Seit es viele einfache Werkzeuge für ein paar Euro beim Discounter gibt und Baumärkte diverse Maschinen verleihen, steht grenzenlosem Tatendrang scheinbar nichts mehr im Wege. Aber der Mieterverein warnt. „Das fängt bei der Müllentsorgung an“, sagt Hauptgeschäftsführer Hartmann Vetter. Bauschutt gehöre nicht in die Hausmülltonne – und werde von der BSR, wenn sie es bemerkt, auch nicht immer stillschweigend abgefahren. Ein Container vor der Haustür kann bei großen Mengen praktisch sein, darf aber nur mit Erlaubnis der Verwaltung auf die Straße gestellt werden. Chemikalien wie Farben sind Sondermüll, den man am besten zum Recyclinghof bringt.
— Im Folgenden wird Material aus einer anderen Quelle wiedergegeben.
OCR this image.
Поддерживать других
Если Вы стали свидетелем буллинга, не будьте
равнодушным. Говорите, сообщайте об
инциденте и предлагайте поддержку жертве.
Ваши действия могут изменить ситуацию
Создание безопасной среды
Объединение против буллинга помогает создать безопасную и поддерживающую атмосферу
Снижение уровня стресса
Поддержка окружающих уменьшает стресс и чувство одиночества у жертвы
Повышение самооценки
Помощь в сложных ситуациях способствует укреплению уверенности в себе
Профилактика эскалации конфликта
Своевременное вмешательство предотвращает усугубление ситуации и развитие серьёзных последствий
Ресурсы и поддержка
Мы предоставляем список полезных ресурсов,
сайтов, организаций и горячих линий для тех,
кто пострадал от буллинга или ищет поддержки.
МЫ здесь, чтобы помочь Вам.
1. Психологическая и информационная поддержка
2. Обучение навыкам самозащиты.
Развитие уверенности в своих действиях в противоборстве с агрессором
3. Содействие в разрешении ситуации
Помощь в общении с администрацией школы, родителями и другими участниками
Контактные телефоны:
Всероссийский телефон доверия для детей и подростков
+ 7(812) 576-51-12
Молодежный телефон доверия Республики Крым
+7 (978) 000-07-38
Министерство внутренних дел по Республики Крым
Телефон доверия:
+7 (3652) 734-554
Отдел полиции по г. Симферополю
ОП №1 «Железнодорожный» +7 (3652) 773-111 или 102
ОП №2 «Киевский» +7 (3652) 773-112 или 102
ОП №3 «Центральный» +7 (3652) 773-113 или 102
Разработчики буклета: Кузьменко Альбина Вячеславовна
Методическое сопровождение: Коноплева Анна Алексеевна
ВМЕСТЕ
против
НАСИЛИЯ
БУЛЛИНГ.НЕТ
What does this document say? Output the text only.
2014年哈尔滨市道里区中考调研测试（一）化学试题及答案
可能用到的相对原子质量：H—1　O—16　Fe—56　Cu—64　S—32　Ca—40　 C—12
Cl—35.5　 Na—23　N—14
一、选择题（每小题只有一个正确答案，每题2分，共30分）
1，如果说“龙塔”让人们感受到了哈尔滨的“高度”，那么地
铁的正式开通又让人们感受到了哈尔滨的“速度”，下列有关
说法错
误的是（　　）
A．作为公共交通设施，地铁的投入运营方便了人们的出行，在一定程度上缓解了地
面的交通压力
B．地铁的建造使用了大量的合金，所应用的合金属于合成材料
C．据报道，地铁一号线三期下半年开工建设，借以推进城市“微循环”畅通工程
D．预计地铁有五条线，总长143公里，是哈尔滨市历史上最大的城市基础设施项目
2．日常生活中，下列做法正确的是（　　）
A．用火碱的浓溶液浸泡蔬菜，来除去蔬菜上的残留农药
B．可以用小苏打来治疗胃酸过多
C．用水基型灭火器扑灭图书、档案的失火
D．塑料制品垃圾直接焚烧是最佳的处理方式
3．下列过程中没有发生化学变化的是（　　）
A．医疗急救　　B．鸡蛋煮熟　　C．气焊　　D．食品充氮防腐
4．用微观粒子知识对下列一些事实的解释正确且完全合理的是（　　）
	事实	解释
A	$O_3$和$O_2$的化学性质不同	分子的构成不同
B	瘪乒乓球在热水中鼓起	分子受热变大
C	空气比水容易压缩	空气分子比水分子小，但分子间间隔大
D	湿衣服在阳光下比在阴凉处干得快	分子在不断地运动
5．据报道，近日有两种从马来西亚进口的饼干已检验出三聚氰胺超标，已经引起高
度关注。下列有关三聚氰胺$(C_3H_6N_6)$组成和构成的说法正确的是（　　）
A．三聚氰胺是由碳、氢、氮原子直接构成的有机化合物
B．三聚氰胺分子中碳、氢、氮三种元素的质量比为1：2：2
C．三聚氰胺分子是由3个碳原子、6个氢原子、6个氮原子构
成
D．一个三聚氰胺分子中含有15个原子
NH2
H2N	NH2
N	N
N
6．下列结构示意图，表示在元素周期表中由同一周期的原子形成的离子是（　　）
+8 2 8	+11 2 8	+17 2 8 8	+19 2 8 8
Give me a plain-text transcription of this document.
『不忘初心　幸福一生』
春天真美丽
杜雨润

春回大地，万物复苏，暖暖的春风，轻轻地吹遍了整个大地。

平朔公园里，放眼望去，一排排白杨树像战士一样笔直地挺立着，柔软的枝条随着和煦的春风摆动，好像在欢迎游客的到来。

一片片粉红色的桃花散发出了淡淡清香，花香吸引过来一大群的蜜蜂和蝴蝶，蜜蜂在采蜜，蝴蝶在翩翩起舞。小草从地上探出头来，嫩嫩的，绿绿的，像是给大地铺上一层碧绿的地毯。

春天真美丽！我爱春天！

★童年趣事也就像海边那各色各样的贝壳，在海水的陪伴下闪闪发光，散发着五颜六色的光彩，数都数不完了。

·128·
„Auch bei Lärm und Dreck muss man vorsichtig sein“, sagt Vetter: „Ruhezeiten einhalten, Nachbarn informieren und hinterher zur Einweihung einladen!“ Eingriffe an der Bausubstanz müssten vorab mit dem Vermieter vereinbart werden, am besten schriftlich und inklusive Rückbau-Regelung. So vermeide man, beim Auszug den selbst installierten Einbauschrank wieder herausreißen zu müssen, über den sich der Nachmieter vielleicht gefreut hätte. „Und alle Heimwerkerei findet ihre Grenzen da, wo irgendwelche Leitungen beschädigt werden“, sagt Vetter. Lagepläne gebe es eher selten. Wer trotzdem drauflosbohrt, muss hoffen, dass die Leitungen fachgerecht verlegt worden sind – also lotrecht von Steckdosen, Schaltern und Hähnen weg. Wenn doch etwas schief geht, bleibt als letzte Hoffnung die Versicherung. Der kann man Schäden in der eigenen Wohnung oft ganz gut erklären. Wenn einem in fremden Wohnungen Missgeschicke passieren, macht man sich dagegen leicht der Schwarzarbeit verdächtig und hat dann doppelten Ärger. Insofern ist die eigene Wohnung der beste Platz zum Werkeln. Es gibt viel zu tun.